Normal tissue RNA expression

The RNA sequencing data used was obtained from the Genotype-Tissue Expression (GTEx) Project Portal dbGaP accession phs000424.v8.p229,44,45. The extensive collection of RNA sequences from the GTEx project represents more than 10,000 samples from 838 healthy individuals, spanning across more than 50 different normal primary tissues.

Survival analysis

For survival meta-analysis of NSCLC, we used Kaplan–Meier Plotter (www.kmplot.com/lung), an online tool developed by Gyorffy et al.30 to analyze the effect of MYO1E RNA expression in survival. This tool performs a survival meta-analysis of data from the cancer Biomedical Informatics Grid (caBIG), Gene Expression Omnibus (GEO), and The Cancer Genome Atlas (TCGA) repositories combined (n = 1925). For MYO1E gene expression, this tool uses the Affymetrix probe 203072_at.

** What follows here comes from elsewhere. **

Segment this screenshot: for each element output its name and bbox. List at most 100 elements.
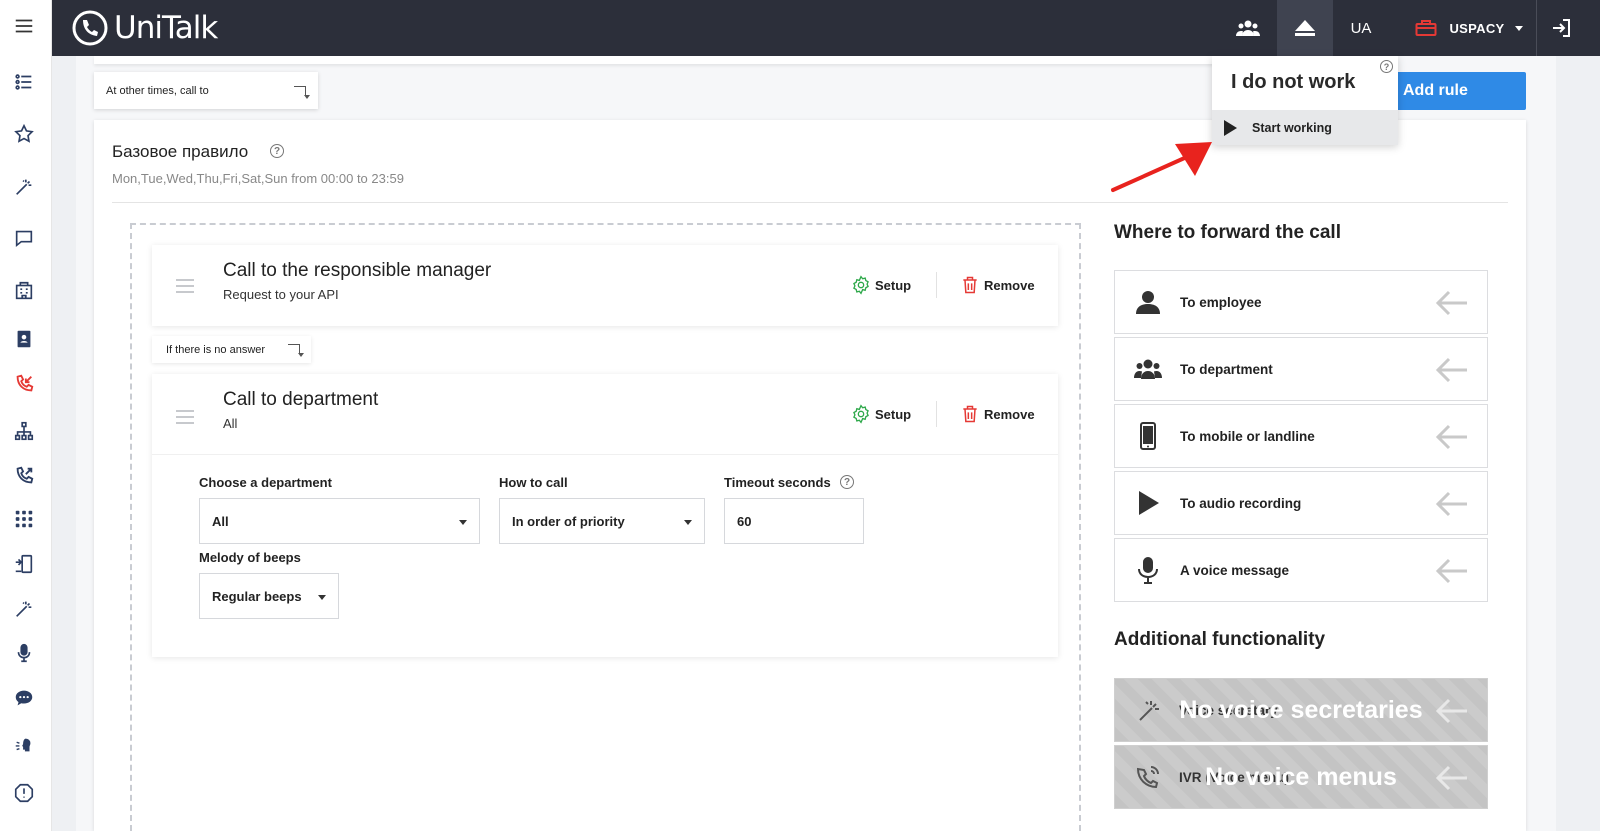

We also performed survival analysis for the TCGA data and the external validation data. Kaplan–Meier curves were used to estimate overall survival between high and low MYO1E RNA expression and high and low MYO1E DNA methylation groups. Survival differences were compared using the two-tailed log-rank test for significance. As aforementioned, using the normalized mRNA transcripts, we dichotomized the samples into high and low MYO1E RNA expression groups based on the median MYO1E expression level. Methylation data were dichotomized into high and low MYO1E DNA methylation groups based on the median methylation at the cg13887966 probe. Statistically significant differences were defined for p-value < 0.05. Association with survival was quantified using hazard ratios (HRs) with 95% confidence intervals (CIs) assessed with univariate and multivariate Cox proportional hazard models. R statistical software, version 4.0.0, Vienna, Austria was used for the analysis46.

Ethical approval and consent to participate

This study conforms with The Code of Ethics of the World Medical Association (Declaration of Helsinki). Institutional Review Board approval was obtained prior to study initiation (IRB #2017-1286 and #157/16.03.2017 for both study centers respectively), and all patients signed informed consent.